Over the years, I've told colleagues and friends about things I have seen or experienced. Many times, people have said that I should write them down so that they won't be lost and forgotten, since some of them might be useful parts of our history. I've been writing them down, without being sure what I would do with them. I decided to gradually post them on this website, and see what reactions I get. I suggest reading from the bottom up (starting with the August 2017 post "The Meritocracy"). Thoughtful and kind feedback would be useful for me, and would help me to revise the exposition to make it as useful as possible. I hope that while you read my stories you will ask yourself "What can I learn from this?" I'm particularly interested in knowing what you see as the point of the story, or what you take away from it. Please send feedback to asilverb@gmail.com. Thanks for taking the time to read and hopefully reflect on them!

I often run the stories past the people I mention, even when they are anonymized, to get their feedback and give them a chance to correct the record or ask for changes. When they tell me they're happy to be named, I sometimes do so. When I give letters as pseudonyms, there is no correlation between those letters and the names of the real people.

Sunday, July 18, 2021

IQ Tests, Part 2: The Bus Driver

I got to know the friendly bus driver who drove the shuttle bus from the mathematics research institute down the hill to the UC Berkeley campus. I was often the only passenger on the last trip down the hill. Since I lived partway between the last stop and the bus depot, he would drop me off near home, even though he wasn't supposed to.

He was an undergrad who was moonlighting as a bus driver. He was enrolled in a large introductory psychology course, and he told me about some of the more interesting things he learned, including what he learned about the nature-nurture controversy.
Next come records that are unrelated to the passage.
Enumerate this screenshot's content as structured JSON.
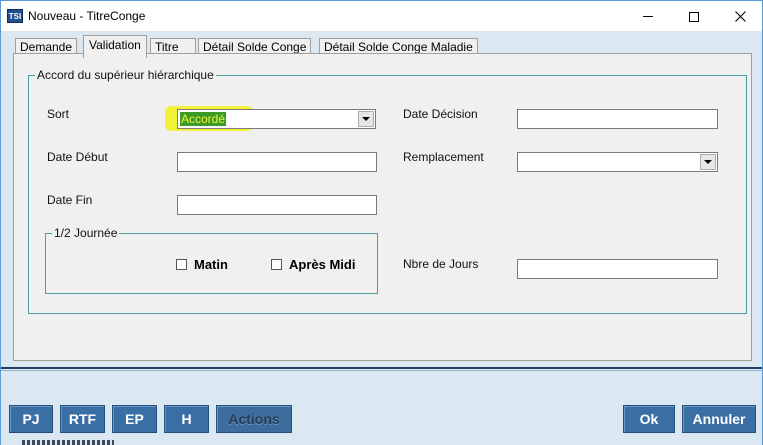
{
  "window": {
    "icon_text": "TSI",
    "title": "Nouveau - TitreConge"
  },
  "tabs": [
    {
      "label": "Demande",
      "active": false
    },
    {
      "label": "Validation",
      "active": true
    },
    {
      "label": "Titre",
      "active": false
    },
    {
      "label": "Détail Solde Conge",
      "active": false
    },
    {
      "label": "Détail Solde Conge Maladie",
      "active": false
    }
  ],
  "form": {
    "group_title": "Accord du supérieur hiérarchique",
    "sort_label": "Sort",
    "sort_value": "Accordé",
    "date_debut_label": "Date Début",
    "date_debut_value": "",
    "date_fin_label": "Date Fin",
    "date_fin_value": "",
    "date_decision_label": "Date Décision",
    "date_decision_value": "",
    "remplacement_label": "Remplacement",
    "remplacement_value": "",
    "half_day_title": "1/2 Journée",
    "matin_label": "Matin",
    "matin_checked": false,
    "apres_midi_label": "Après Midi",
    "apres_midi_checked": false,
    "nbre_jours_label": "Nbre de Jours",
    "nbre_jours_value": ""
  },
  "footer": {
    "pj": "PJ",
    "rtf": "RTF",
    "ep": "EP",
    "h": "H",
    "actions": "Actions",
    "ok": "Ok",
    "annuler": "Annuler"
  },
  "colors": {
    "client_bg": "#dbe8f2",
    "button_bg": "#3a6fa6",
    "highlight": "#f2f23a",
    "group_border": "#4c9da0"
  }
}
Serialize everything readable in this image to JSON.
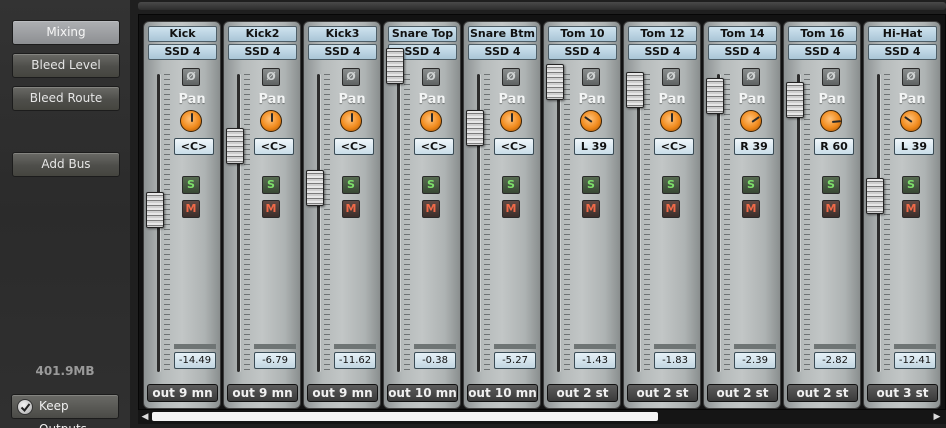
{
  "sidebar": {
    "buttons": [
      "Mixing",
      "Bleed Level",
      "Bleed Route"
    ],
    "add_bus": "Add Bus",
    "memory": "401.9MB",
    "keep_outputs": "Keep Outputs"
  },
  "channel_controls": {
    "phase_symbol": "Ø",
    "pan_label": "Pan",
    "solo_label": "S",
    "mute_label": "M"
  },
  "channels": [
    {
      "name": "Kick",
      "source": "SSD 4",
      "pan": "<C>",
      "level": "-14.49",
      "output": "out 9 mn"
    },
    {
      "name": "Kick2",
      "source": "SSD 4",
      "pan": "<C>",
      "level": "-6.79",
      "output": "out 9 mn"
    },
    {
      "name": "Kick3",
      "source": "SSD 4",
      "pan": "<C>",
      "level": "-11.62",
      "output": "out 9 mn"
    },
    {
      "name": "Snare Top",
      "source": "SSD 4",
      "pan": "<C>",
      "level": "-0.38",
      "output": "out 10 mn"
    },
    {
      "name": "Snare Btm",
      "source": "SSD 4",
      "pan": "<C>",
      "level": "-5.27",
      "output": "out 10 mn"
    },
    {
      "name": "Tom 10",
      "source": "SSD 4",
      "pan": "L 39",
      "level": "-1.43",
      "output": "out 2 st"
    },
    {
      "name": "Tom 12",
      "source": "SSD 4",
      "pan": "<C>",
      "level": "-1.83",
      "output": "out 2 st"
    },
    {
      "name": "Tom 14",
      "source": "SSD 4",
      "pan": "R 39",
      "level": "-2.39",
      "output": "out 2 st"
    },
    {
      "name": "Tom 16",
      "source": "SSD 4",
      "pan": "R 60",
      "level": "-2.82",
      "output": "out 2 st"
    },
    {
      "name": "Hi-Hat",
      "source": "SSD 4",
      "pan": "L 39",
      "level": "-12.41",
      "output": "out 3 st"
    }
  ],
  "scrollbar": {
    "left_arrow": "◀",
    "right_arrow": "▶"
  }
}
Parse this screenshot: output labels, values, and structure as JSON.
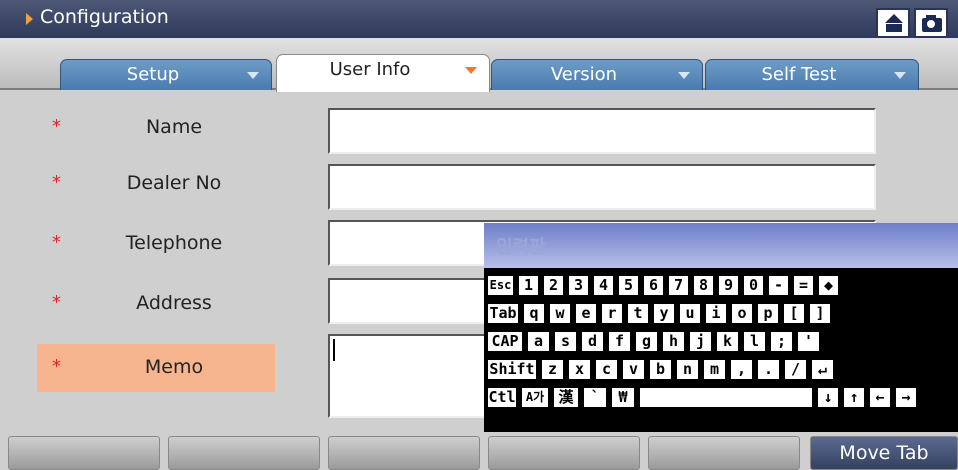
{
  "title": "Configuration",
  "titlebar_icons": [
    "home-icon",
    "camera-icon"
  ],
  "tabs": [
    {
      "label": "Setup",
      "active": false
    },
    {
      "label": "User Info",
      "active": true
    },
    {
      "label": "Version",
      "active": false
    },
    {
      "label": "Self Test",
      "active": false
    }
  ],
  "form": {
    "required_marker": "*",
    "fields": [
      {
        "label": "Name",
        "value": ""
      },
      {
        "label": "Dealer No",
        "value": ""
      },
      {
        "label": "Telephone",
        "value": ""
      },
      {
        "label": "Address",
        "value": ""
      },
      {
        "label": "Memo",
        "value": "",
        "focused": true
      }
    ]
  },
  "keyboard": {
    "title": "입력판",
    "rows": [
      [
        "Esc",
        "1",
        "2",
        "3",
        "4",
        "5",
        "6",
        "7",
        "8",
        "9",
        "0",
        "-",
        "=",
        "◆"
      ],
      [
        "Tab",
        "q",
        "w",
        "e",
        "r",
        "t",
        "y",
        "u",
        "i",
        "o",
        "p",
        "[",
        "]"
      ],
      [
        "CAP",
        "a",
        "s",
        "d",
        "f",
        "g",
        "h",
        "j",
        "k",
        "l",
        ";",
        "'"
      ],
      [
        "Shift",
        "z",
        "x",
        "c",
        "v",
        "b",
        "n",
        "m",
        ",",
        ".",
        "/",
        "↵"
      ],
      [
        "Ctl",
        "A가",
        "漢",
        "`",
        "₩",
        "",
        "↓",
        "↑",
        "←",
        "→"
      ]
    ]
  },
  "bottom_buttons": [
    "",
    "",
    "",
    "",
    "",
    "Move Tab"
  ],
  "colors": {
    "title_bg": "#3b4668",
    "tab_blue": "#5b8bbf",
    "highlight": "#f6b58f",
    "required": "#e0242a",
    "move_tab_bg": "#3f4b6e"
  }
}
He said that when the Stanford-Binet IQ tests were first created, the devisers created a test that they thought would measure intelligence. They tested their first drafts on various populations, and learned that females did better than males on several subtests. That didn't seem right to them, so they revised the test and retested it until they ended up with a test for which males did about as well as females, for all the subpopulations they tested.
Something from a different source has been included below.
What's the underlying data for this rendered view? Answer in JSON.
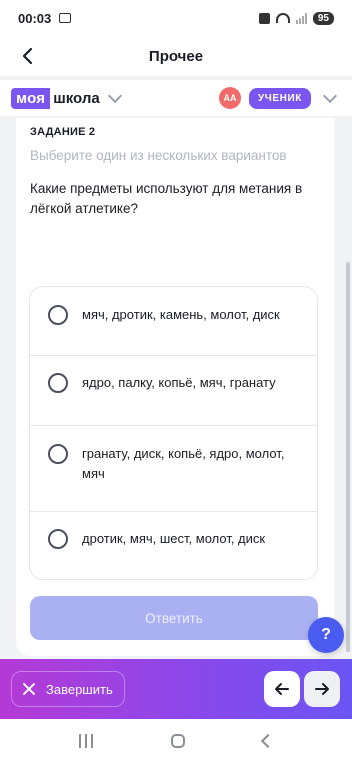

Sometime later, while visiting Stanford University, I spent a day in the library tracking down original documents on the creation and evolution of the Stanford-Binet Intelligence Scales. There seems to be at least some truth in what the bus driver told me.

Whenever someone tells me that IQ tests prove that men are innately more intelligent than women in some group, I roll my eyes. I don't see how one can legitimately claim anything about gender differences using a test that was manipulated to be gender-neutral (not to mention that the tests don't measure innate ability and the results are influenced by education and experience).

Near the end of the semester, the bus driver told me that his professor said to the class, "I know that there's no data or research that proves that men are smarter than women. But ask yourself, `What does my gut tell me?' In your gut, you know that men are smarter than women. You should trust your gut."

"He said WHAT?" I exclaimed. I was furious that a Berkeley professor, who was supposed to be teaching critical thinking skills, would tell the students to ignore all the data and research they learned about in his class, and just trust their gut (in other words, rely on the prejudices they had learned growing up).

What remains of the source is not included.